Иногда, зайдя к бабе Мане, я выясняю, что она уже ушла на рыбалку, и тогда иду её разыскивать. Ясное дело, что она где-то за мысом, но вот далеко или близко? Этот вопрос особенно волнует меня потому, что почти сразу за первыми камнями начинается СТРАШНОЕ МЕСТО. Высокий крутояр над берегом тут постоянно осыпается, и из него раз в два-три года высовываются старые чёрные гробы из толстенных досок. Они подолгу висят, но в один из дней падают вниз, на отмель. В шторм или большую воду их уносит, но иногда на берегу остаются тёмно-коричневые кости. Никто из взрослых почему-то не знает, когда и кого тут хоронили. Наверное, очень давно. Ребята постарше заглядывали в гробы и говорили, что у одного «шкилета» было на всех пальцах по золотому кольцу. Потом, как будто, их снял и забрал матрос с одного проходящего парохода.

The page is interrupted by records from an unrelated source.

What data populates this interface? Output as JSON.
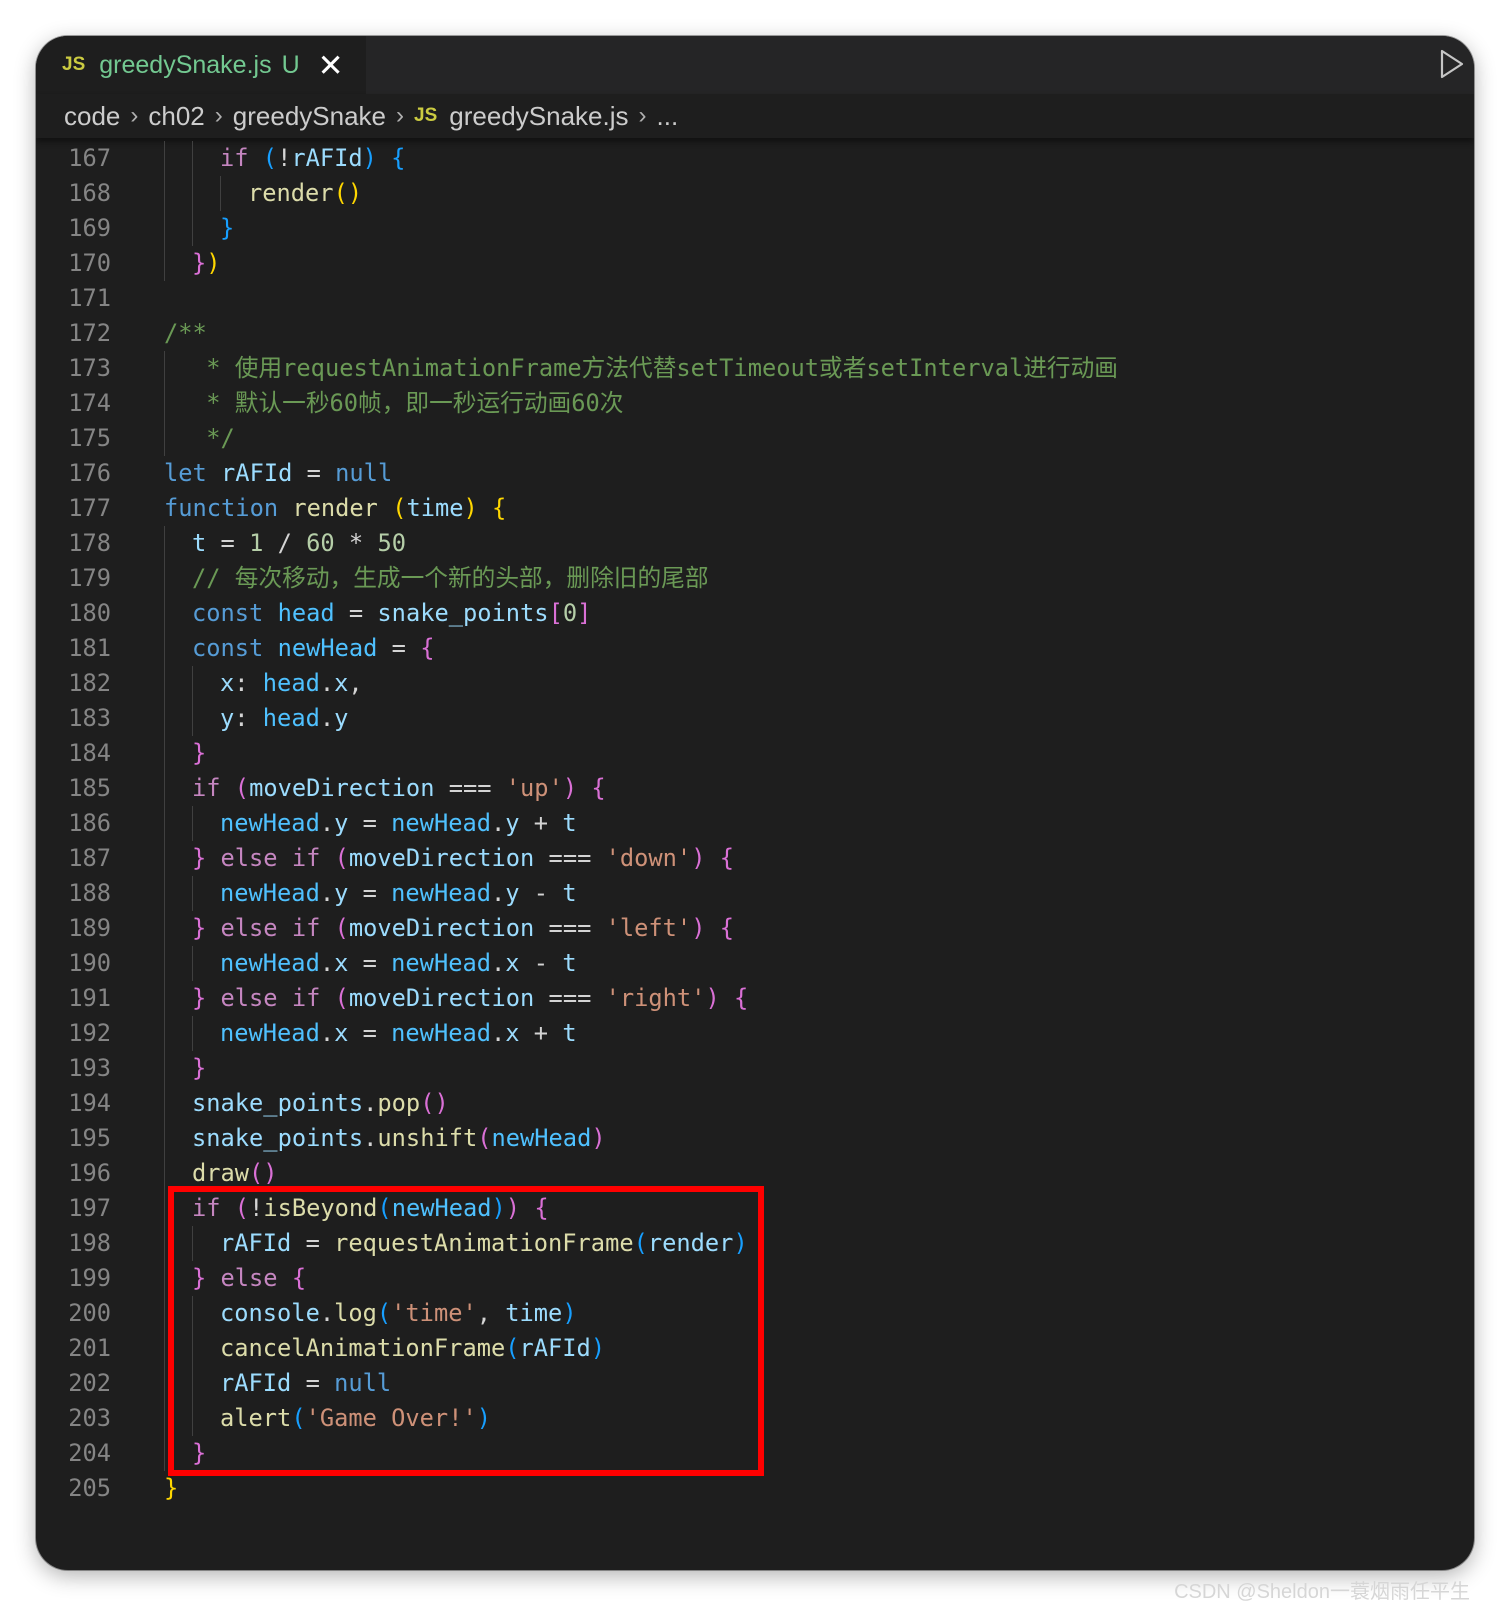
{
  "tab": {
    "file_icon": "JS",
    "title": "greedySnake.js",
    "status": "U",
    "close": "✕"
  },
  "breadcrumb": {
    "items": [
      "code",
      "ch02",
      "greedySnake"
    ],
    "file_icon": "JS",
    "file": "greedySnake.js",
    "more": "..."
  },
  "run_icon": "run-play-icon",
  "watermark": "CSDN @Sheldon一蓑烟雨任平生",
  "highlight_color": "#ff0000",
  "lines": [
    {
      "n": "167",
      "g": [
        1,
        2
      ],
      "t": [
        [
          "ctl",
          "if "
        ],
        [
          "b3",
          "("
        ],
        [
          "op",
          "!"
        ],
        [
          "var",
          "rAFId"
        ],
        [
          "b3",
          ")"
        ],
        [
          "op",
          " "
        ],
        [
          "b3",
          "{"
        ]
      ]
    },
    {
      "n": "168",
      "g": [
        1,
        2,
        3
      ],
      "t": [
        [
          "fn",
          "render"
        ],
        [
          "b1",
          "()"
        ]
      ]
    },
    {
      "n": "169",
      "g": [
        1,
        2
      ],
      "t": [
        [
          "b3",
          "}"
        ]
      ]
    },
    {
      "n": "170",
      "g": [
        1
      ],
      "t": [
        [
          "b2",
          "}"
        ],
        [
          "b1",
          ")"
        ]
      ]
    },
    {
      "n": "171",
      "g": [],
      "t": []
    },
    {
      "n": "172",
      "g": [],
      "t": [
        [
          "cmt",
          "/**"
        ]
      ]
    },
    {
      "n": "173",
      "g": [
        1
      ],
      "t": [
        [
          "cmt",
          " * 使用requestAnimationFrame方法代替setTimeout或者setInterval进行动画"
        ]
      ]
    },
    {
      "n": "174",
      "g": [
        1
      ],
      "t": [
        [
          "cmt",
          " * 默认一秒60帧，即一秒运行动画60次"
        ]
      ]
    },
    {
      "n": "175",
      "g": [
        1
      ],
      "t": [
        [
          "cmt",
          " */"
        ]
      ]
    },
    {
      "n": "176",
      "g": [],
      "t": [
        [
          "kw",
          "let "
        ],
        [
          "var",
          "rAFId"
        ],
        [
          "op",
          " = "
        ],
        [
          "kw",
          "null"
        ]
      ]
    },
    {
      "n": "177",
      "g": [],
      "t": [
        [
          "kw",
          "function "
        ],
        [
          "fn",
          "render"
        ],
        [
          "op",
          " "
        ],
        [
          "b1",
          "("
        ],
        [
          "var",
          "time"
        ],
        [
          "b1",
          ")"
        ],
        [
          "op",
          " "
        ],
        [
          "b1",
          "{"
        ]
      ]
    },
    {
      "n": "178",
      "g": [
        1
      ],
      "t": [
        [
          "var",
          "t"
        ],
        [
          "op",
          " = "
        ],
        [
          "num",
          "1"
        ],
        [
          "op",
          " / "
        ],
        [
          "num",
          "60"
        ],
        [
          "op",
          " * "
        ],
        [
          "num",
          "50"
        ]
      ]
    },
    {
      "n": "179",
      "g": [
        1
      ],
      "t": [
        [
          "cmt",
          "// 每次移动，生成一个新的头部，删除旧的尾部"
        ]
      ]
    },
    {
      "n": "180",
      "g": [
        1
      ],
      "t": [
        [
          "kw",
          "const "
        ],
        [
          "cst",
          "head"
        ],
        [
          "op",
          " = "
        ],
        [
          "var",
          "snake_points"
        ],
        [
          "b2",
          "["
        ],
        [
          "num",
          "0"
        ],
        [
          "b2",
          "]"
        ]
      ]
    },
    {
      "n": "181",
      "g": [
        1
      ],
      "t": [
        [
          "kw",
          "const "
        ],
        [
          "cst",
          "newHead"
        ],
        [
          "op",
          " = "
        ],
        [
          "b2",
          "{"
        ]
      ]
    },
    {
      "n": "182",
      "g": [
        1,
        2
      ],
      "t": [
        [
          "var",
          "x"
        ],
        [
          "op",
          ": "
        ],
        [
          "cst",
          "head"
        ],
        [
          "op",
          "."
        ],
        [
          "var",
          "x"
        ],
        [
          "op",
          ","
        ]
      ]
    },
    {
      "n": "183",
      "g": [
        1,
        2
      ],
      "t": [
        [
          "var",
          "y"
        ],
        [
          "op",
          ": "
        ],
        [
          "cst",
          "head"
        ],
        [
          "op",
          "."
        ],
        [
          "var",
          "y"
        ]
      ]
    },
    {
      "n": "184",
      "g": [
        1
      ],
      "t": [
        [
          "b2",
          "}"
        ]
      ]
    },
    {
      "n": "185",
      "g": [
        1
      ],
      "t": [
        [
          "ctl",
          "if "
        ],
        [
          "b2",
          "("
        ],
        [
          "var",
          "moveDirection"
        ],
        [
          "op",
          " === "
        ],
        [
          "str",
          "'up'"
        ],
        [
          "b2",
          ")"
        ],
        [
          "op",
          " "
        ],
        [
          "b2",
          "{"
        ]
      ]
    },
    {
      "n": "186",
      "g": [
        1,
        2
      ],
      "t": [
        [
          "cst",
          "newHead"
        ],
        [
          "op",
          "."
        ],
        [
          "var",
          "y"
        ],
        [
          "op",
          " = "
        ],
        [
          "cst",
          "newHead"
        ],
        [
          "op",
          "."
        ],
        [
          "var",
          "y"
        ],
        [
          "op",
          " + "
        ],
        [
          "var",
          "t"
        ]
      ]
    },
    {
      "n": "187",
      "g": [
        1
      ],
      "t": [
        [
          "b2",
          "}"
        ],
        [
          "ctl",
          " else if "
        ],
        [
          "b2",
          "("
        ],
        [
          "var",
          "moveDirection"
        ],
        [
          "op",
          " === "
        ],
        [
          "str",
          "'down'"
        ],
        [
          "b2",
          ")"
        ],
        [
          "op",
          " "
        ],
        [
          "b2",
          "{"
        ]
      ]
    },
    {
      "n": "188",
      "g": [
        1,
        2
      ],
      "t": [
        [
          "cst",
          "newHead"
        ],
        [
          "op",
          "."
        ],
        [
          "var",
          "y"
        ],
        [
          "op",
          " = "
        ],
        [
          "cst",
          "newHead"
        ],
        [
          "op",
          "."
        ],
        [
          "var",
          "y"
        ],
        [
          "op",
          " - "
        ],
        [
          "var",
          "t"
        ]
      ]
    },
    {
      "n": "189",
      "g": [
        1
      ],
      "t": [
        [
          "b2",
          "}"
        ],
        [
          "ctl",
          " else if "
        ],
        [
          "b2",
          "("
        ],
        [
          "var",
          "moveDirection"
        ],
        [
          "op",
          " === "
        ],
        [
          "str",
          "'left'"
        ],
        [
          "b2",
          ")"
        ],
        [
          "op",
          " "
        ],
        [
          "b2",
          "{"
        ]
      ]
    },
    {
      "n": "190",
      "g": [
        1,
        2
      ],
      "t": [
        [
          "cst",
          "newHead"
        ],
        [
          "op",
          "."
        ],
        [
          "var",
          "x"
        ],
        [
          "op",
          " = "
        ],
        [
          "cst",
          "newHead"
        ],
        [
          "op",
          "."
        ],
        [
          "var",
          "x"
        ],
        [
          "op",
          " - "
        ],
        [
          "var",
          "t"
        ]
      ]
    },
    {
      "n": "191",
      "g": [
        1
      ],
      "t": [
        [
          "b2",
          "}"
        ],
        [
          "ctl",
          " else if "
        ],
        [
          "b2",
          "("
        ],
        [
          "var",
          "moveDirection"
        ],
        [
          "op",
          " === "
        ],
        [
          "str",
          "'right'"
        ],
        [
          "b2",
          ")"
        ],
        [
          "op",
          " "
        ],
        [
          "b2",
          "{"
        ]
      ]
    },
    {
      "n": "192",
      "g": [
        1,
        2
      ],
      "t": [
        [
          "cst",
          "newHead"
        ],
        [
          "op",
          "."
        ],
        [
          "var",
          "x"
        ],
        [
          "op",
          " = "
        ],
        [
          "cst",
          "newHead"
        ],
        [
          "op",
          "."
        ],
        [
          "var",
          "x"
        ],
        [
          "op",
          " + "
        ],
        [
          "var",
          "t"
        ]
      ]
    },
    {
      "n": "193",
      "g": [
        1
      ],
      "t": [
        [
          "b2",
          "}"
        ]
      ]
    },
    {
      "n": "194",
      "g": [
        1
      ],
      "t": [
        [
          "var",
          "snake_points"
        ],
        [
          "op",
          "."
        ],
        [
          "fn",
          "pop"
        ],
        [
          "b2",
          "()"
        ]
      ]
    },
    {
      "n": "195",
      "g": [
        1
      ],
      "t": [
        [
          "var",
          "snake_points"
        ],
        [
          "op",
          "."
        ],
        [
          "fn",
          "unshift"
        ],
        [
          "b2",
          "("
        ],
        [
          "cst",
          "newHead"
        ],
        [
          "b2",
          ")"
        ]
      ]
    },
    {
      "n": "196",
      "g": [
        1
      ],
      "t": [
        [
          "fn",
          "draw"
        ],
        [
          "b2",
          "()"
        ]
      ]
    },
    {
      "n": "197",
      "g": [
        1
      ],
      "t": [
        [
          "ctl",
          "if "
        ],
        [
          "b2",
          "("
        ],
        [
          "op",
          "!"
        ],
        [
          "fn",
          "isBeyond"
        ],
        [
          "b3",
          "("
        ],
        [
          "cst",
          "newHead"
        ],
        [
          "b3",
          ")"
        ],
        [
          "b2",
          ")"
        ],
        [
          "op",
          " "
        ],
        [
          "b2",
          "{"
        ]
      ]
    },
    {
      "n": "198",
      "g": [
        1,
        2
      ],
      "t": [
        [
          "var",
          "rAFId"
        ],
        [
          "op",
          " = "
        ],
        [
          "fn",
          "requestAnimationFrame"
        ],
        [
          "b3",
          "("
        ],
        [
          "var",
          "render"
        ],
        [
          "b3",
          ")"
        ]
      ]
    },
    {
      "n": "199",
      "g": [
        1
      ],
      "t": [
        [
          "b2",
          "}"
        ],
        [
          "ctl",
          " else "
        ],
        [
          "b2",
          "{"
        ]
      ]
    },
    {
      "n": "200",
      "g": [
        1,
        2
      ],
      "t": [
        [
          "var",
          "console"
        ],
        [
          "op",
          "."
        ],
        [
          "fn",
          "log"
        ],
        [
          "b3",
          "("
        ],
        [
          "str",
          "'time'"
        ],
        [
          "op",
          ", "
        ],
        [
          "var",
          "time"
        ],
        [
          "b3",
          ")"
        ]
      ]
    },
    {
      "n": "201",
      "g": [
        1,
        2
      ],
      "t": [
        [
          "fn",
          "cancelAnimationFrame"
        ],
        [
          "b3",
          "("
        ],
        [
          "var",
          "rAFId"
        ],
        [
          "b3",
          ")"
        ]
      ]
    },
    {
      "n": "202",
      "g": [
        1,
        2
      ],
      "t": [
        [
          "var",
          "rAFId"
        ],
        [
          "op",
          " = "
        ],
        [
          "kw",
          "null"
        ]
      ]
    },
    {
      "n": "203",
      "g": [
        1,
        2
      ],
      "t": [
        [
          "fn",
          "alert"
        ],
        [
          "b3",
          "("
        ],
        [
          "str",
          "'Game Over!'"
        ],
        [
          "b3",
          ")"
        ]
      ]
    },
    {
      "n": "204",
      "g": [
        1
      ],
      "t": [
        [
          "b2",
          "}"
        ]
      ]
    },
    {
      "n": "205",
      "g": [],
      "t": [
        [
          "b1",
          "}"
        ]
      ]
    }
  ]
}
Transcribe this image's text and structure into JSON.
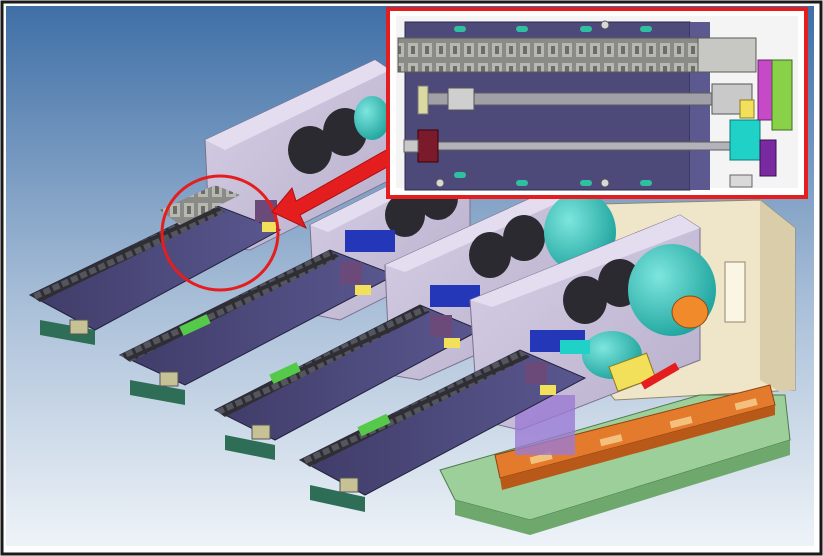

     – Теперь он будет приходить к нему по ночам и просить свои кольца, – сказала баба Маня. – У мертвецов грех брать!

     И вот сейчас я вижу бабу Маню. Так и есть, стоит за СТРАШНЫМ МЕСТОМ!

     Я набираюсь смелости и, стараясь не глядеть под ноги, быстро-быстро бегу к ней, проскакивая между камней. Мои губы сами по себе шепчут:

     – Живые помощи, спасите меня! Живые помощи…

 

Сон четвёртый

 

     Я прилетаю в Тас-Тумус на вертолёте, опускаюсь в самом центре поселка, около магазина, непостижимым образом не задев столбы, провода и скучившиеся дома. Выхожу и сразу направляюсь на реку – рыбачить. В руках у меня только моток лески, без ничего, но я без раздумий шагаю к знакомым камням на мысу. Издалека замечаю прогуливающегося у воды мужчину в несколько необычном для этих мест одеянии – фраке, цилиндре и с тростью в руках. Красивая фигура, гордо вскинутая голова… Где же я его видел? Начинаю вспоминать… Да это же граф Монте-Кристо! Откуда он здесь взялся?!

     Словно прочитав мои мысли, бывший узник замка Иф слегка наклоняет голову и произносит:

     – С Графского берега, мон шер.

     – И зачем вы к нам пожаловали?

     – В отпуск, порыбачить хочу. Не будете ли вы настолько любезны, не одолжите ли мне десять футов лесы?

     – Конечно, пожалуйста. Только вот блёсен у меня нет.

     – Ну, это небольшая беда. Сейчас мы их заполучим…

     «Интересно, как это он собирается сделать?»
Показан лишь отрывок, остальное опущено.